Другой раз я вычитал рассуждение — опять-таки по Климкову — на тему Первой мировой войны. Ее развязали, естественно, все те же евреи, захватившие немецкий генеральный штаб и царское правительство. В России вообще все оказалось в руках евреев: царский дом, министерства, армия, флот, промышленность, сельское хозяйство, искусство, литература, журналистика, образование. Возле трона остался лишь один русский человек, старец-праведник Распутин, но был зверски умерщвлен жидомасонами Эльстоном и Пуришкевичем. Листок был отправлен по назначению.
В очередной раз я обласкал свой зад, как выражался малыш Пантагрюэль в беседе со своим маститым отцом Гаргантюа об утреннем туалете, размышлением об Октябрьской социалистической революции, содеянной еврейским синедрионом во главе с Бланком и Бронштейном по прямому указанию Сиона. Все это были старые запетые мотивы. В который раз, знакомясь с сочинениями патриотов, я удивлялся, почему они так унижают великий народ. Если верить им, русские не были участниками собственной истории, так и просидели на скамейке запасных, пока инородцы гоняли мяч по их полю.

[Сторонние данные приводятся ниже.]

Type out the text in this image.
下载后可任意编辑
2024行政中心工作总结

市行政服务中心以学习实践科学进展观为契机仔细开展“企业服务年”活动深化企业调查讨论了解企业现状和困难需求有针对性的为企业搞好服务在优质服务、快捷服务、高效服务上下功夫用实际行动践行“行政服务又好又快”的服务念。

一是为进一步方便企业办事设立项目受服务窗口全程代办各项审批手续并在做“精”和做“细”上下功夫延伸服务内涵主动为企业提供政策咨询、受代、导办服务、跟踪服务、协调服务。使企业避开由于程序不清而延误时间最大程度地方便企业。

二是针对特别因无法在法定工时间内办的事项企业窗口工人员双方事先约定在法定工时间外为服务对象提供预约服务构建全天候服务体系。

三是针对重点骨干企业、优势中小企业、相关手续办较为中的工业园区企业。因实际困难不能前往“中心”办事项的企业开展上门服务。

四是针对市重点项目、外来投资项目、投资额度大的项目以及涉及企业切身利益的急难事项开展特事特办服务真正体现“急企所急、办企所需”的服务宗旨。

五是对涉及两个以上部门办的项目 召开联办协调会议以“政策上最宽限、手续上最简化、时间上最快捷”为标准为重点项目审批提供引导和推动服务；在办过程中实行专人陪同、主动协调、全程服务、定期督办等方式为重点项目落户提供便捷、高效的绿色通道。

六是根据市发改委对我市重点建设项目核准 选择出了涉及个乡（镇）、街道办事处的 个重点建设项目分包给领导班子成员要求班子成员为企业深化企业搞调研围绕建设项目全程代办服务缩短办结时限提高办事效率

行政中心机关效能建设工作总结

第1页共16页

Обратило на себя внимание и то, что автор называет творцов и распорядителей бесовских акций не сионистами или жидомасонами, как положено, а Вечным жидом. Такой прием естествен в художественной литературе, но странен и не вполне корректен в научном исследовании. Впрочем, суть от этого не менялась, равно как и предназначение листка бумаги с письменами. Непонятно было и само назначение трактата. Климков изложил свое учение настолько простыми, общедоступными словами, что ничуть не нуждался в адаптации, комментариях, расшифровке, переводе на какой-то еще более примитивный язык. Да этого и нет, слово автора из уборной гуще, плотнее и труднее прозрачной климковской хрестоматии для умственно отсталых.

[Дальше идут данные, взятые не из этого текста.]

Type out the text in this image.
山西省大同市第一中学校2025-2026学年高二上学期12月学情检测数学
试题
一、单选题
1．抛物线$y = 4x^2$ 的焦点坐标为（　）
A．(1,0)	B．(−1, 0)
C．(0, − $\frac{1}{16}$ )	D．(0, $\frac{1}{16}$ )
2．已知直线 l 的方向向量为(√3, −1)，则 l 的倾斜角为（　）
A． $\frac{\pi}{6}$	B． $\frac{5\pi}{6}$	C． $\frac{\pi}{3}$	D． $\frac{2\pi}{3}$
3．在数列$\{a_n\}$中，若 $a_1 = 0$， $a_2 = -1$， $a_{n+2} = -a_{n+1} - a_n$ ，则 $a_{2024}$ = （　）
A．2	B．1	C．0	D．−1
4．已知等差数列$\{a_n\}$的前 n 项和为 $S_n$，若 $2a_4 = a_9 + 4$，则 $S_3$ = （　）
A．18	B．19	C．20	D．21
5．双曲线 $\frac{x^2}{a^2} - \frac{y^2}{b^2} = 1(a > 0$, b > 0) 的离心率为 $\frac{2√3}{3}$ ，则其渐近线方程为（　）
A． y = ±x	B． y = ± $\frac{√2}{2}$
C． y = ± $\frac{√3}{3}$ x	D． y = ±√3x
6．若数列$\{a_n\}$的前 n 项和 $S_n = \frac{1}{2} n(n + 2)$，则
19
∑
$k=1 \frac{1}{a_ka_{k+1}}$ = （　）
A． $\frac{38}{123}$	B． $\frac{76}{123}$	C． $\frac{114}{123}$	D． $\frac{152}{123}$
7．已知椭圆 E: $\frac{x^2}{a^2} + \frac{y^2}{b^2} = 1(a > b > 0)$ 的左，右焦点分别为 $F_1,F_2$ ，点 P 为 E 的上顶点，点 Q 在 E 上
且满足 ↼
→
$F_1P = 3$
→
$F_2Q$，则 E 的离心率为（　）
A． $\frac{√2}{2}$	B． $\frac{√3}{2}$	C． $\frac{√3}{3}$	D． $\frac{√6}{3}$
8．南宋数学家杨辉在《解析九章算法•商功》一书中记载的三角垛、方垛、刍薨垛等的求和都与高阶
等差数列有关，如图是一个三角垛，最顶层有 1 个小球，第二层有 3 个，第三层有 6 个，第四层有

Но следующий визит в отхожую читальню принес неожиданность. Случайно я выхватил из ящика первую страницу рукописи и с удивлением прочел заголовок: «Ничто не вечно…» С еще большим — идущее с отточия начало текста: «…даже Вечный жид». Я стал читать дальше и с каждой строкой все больше убеждался, что передо мной не научный труд, не публицистика, не популяризация, а художественная проза — большой рассказ, написанный весьма уверенной рукой, в манере обстоятельного, неспешного, едва ощутимо ироничного повествования. Проза художественная не только по намерению, но и по отчетливым беллетристическим способностям автора.
Я стал читать и зачитался настолько, что не обратил внимания на неоднократные попытки кого-то из домашних сменить меня на посту. Очнулся от мощного дробного шума на задах кабины. Это мой молодой шофер, не выдержав, справлял малую нужду, расстреливая, как из пулемета, тугие, гулкие листья лопухов.

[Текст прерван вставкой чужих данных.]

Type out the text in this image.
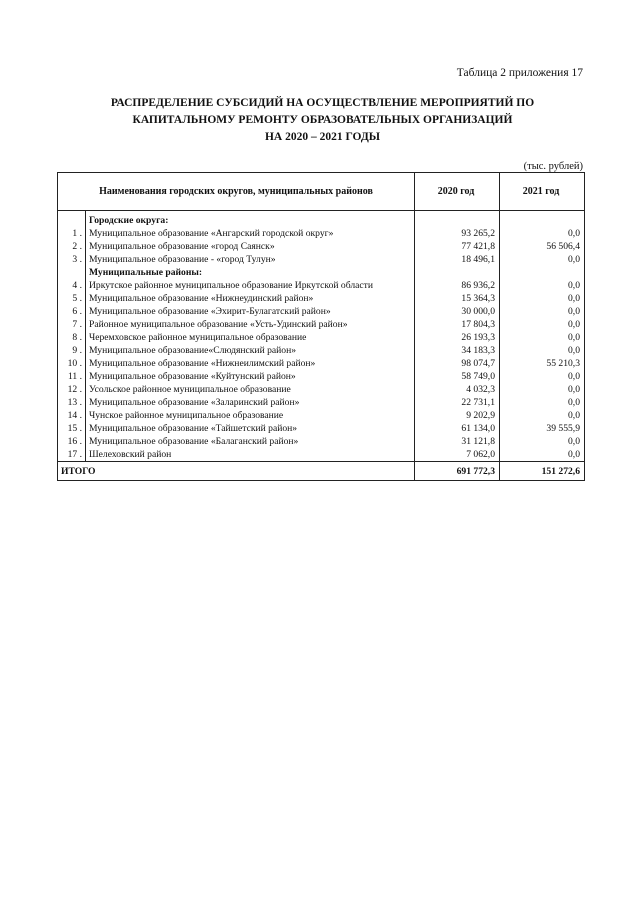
Таблица 2 приложения 17
РАСПРЕДЕЛЕНИЕ СУБСИДИЙ НА ОСУЩЕСТВЛЕНИЕ МЕРОПРИЯТИЙ ПО
КАПИТАЛЬНОМУ РЕМОНТУ ОБРАЗОВАТЕЛЬНЫХ ОРГАНИЗАЦИЙ
НА 2020 – 2021 ГОДЫ
(тыс. рублей)
Наименования городских округов, муниципальных районов		2020 год	2021 год
	Городские округа:		
1 .	Муниципальное образование «Ангарский городской округ»	93 265,2	0,0
2 .	Муниципальное образование «город Саянск»	77 421,8	56 506,4
3 .	Муниципальное образование - «город Тулун»	18 496,1	0,0
	Муниципальные районы:		
4 .	Иркутское районное муниципальное образование Иркутской области	86 936,2	0,0
5 .	Муниципальное образование «Нижнеудинский район»	15 364,3	0,0
6 .	Муниципальное образование «Эхирит-Булагатский район»	30 000,0	0,0
7 .	Районное муниципальное образование «Усть-Удинский район»	17 804,3	0,0
8 .	Черемховское районное муниципальное образование	26 193,3	0,0
9 .	Муниципальное образование«Слюдянский район»	34 183,3	0,0
10 .	Муниципальное образование «Нижнеилимский район»	98 074,7	55 210,3
11 .	Муниципальное образование «Куйтунский район»	58 749,0	0,0
12 .	Усольское районное муниципальное образование	4 032,3	0,0
13 .	Муниципальное образование «Заларинский район»	22 731,1	0,0
14 .	Чунское районное муниципальное образование	9 202,9	0,0
15 .	Муниципальное образование «Тайшетский район»	61 134,0	39 555,9
16 .	Муниципальное образование «Балаганский район»	31 121,8	0,0
17 .	Шелеховский район	7 062,0	0,0
ИТОГО		691 772,3	151 272,6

Тогда, забрав рукопись и сожалея о непроизвольно сделанных купюрах, я покинул убежище.
Прочтя же рассказ, я перестал жалеть о потере нескольких страниц — то был непереваренный в горниле художественного творчества публицистический материал. То ли автор еще предполагал работать над рукописью, то ли специально не перевел в беллетристику рассуждения Климкова для придания пародийного научного правдоподобия своей занятной ахинее.
Но, вообще говоря, это не пародия на историческое повествование, ибо тут нет намерения высмеять какую-либо литературную манеру, стиль, способ мыслить. Иногда кажется, что автор вполне серьезен, что он сам верит — дневному разуму вопреки — в то, что выводит его рука. Тогда это некий беллетристический юдофобский апокалипсис — порождение ужаса от явленного воочию будущего землян. А порой проглядывает откровенное издевательство над теми, чьи взгляды он разделял и поддерживал, над союзниками, братьями по духу и высоким истребительным целям.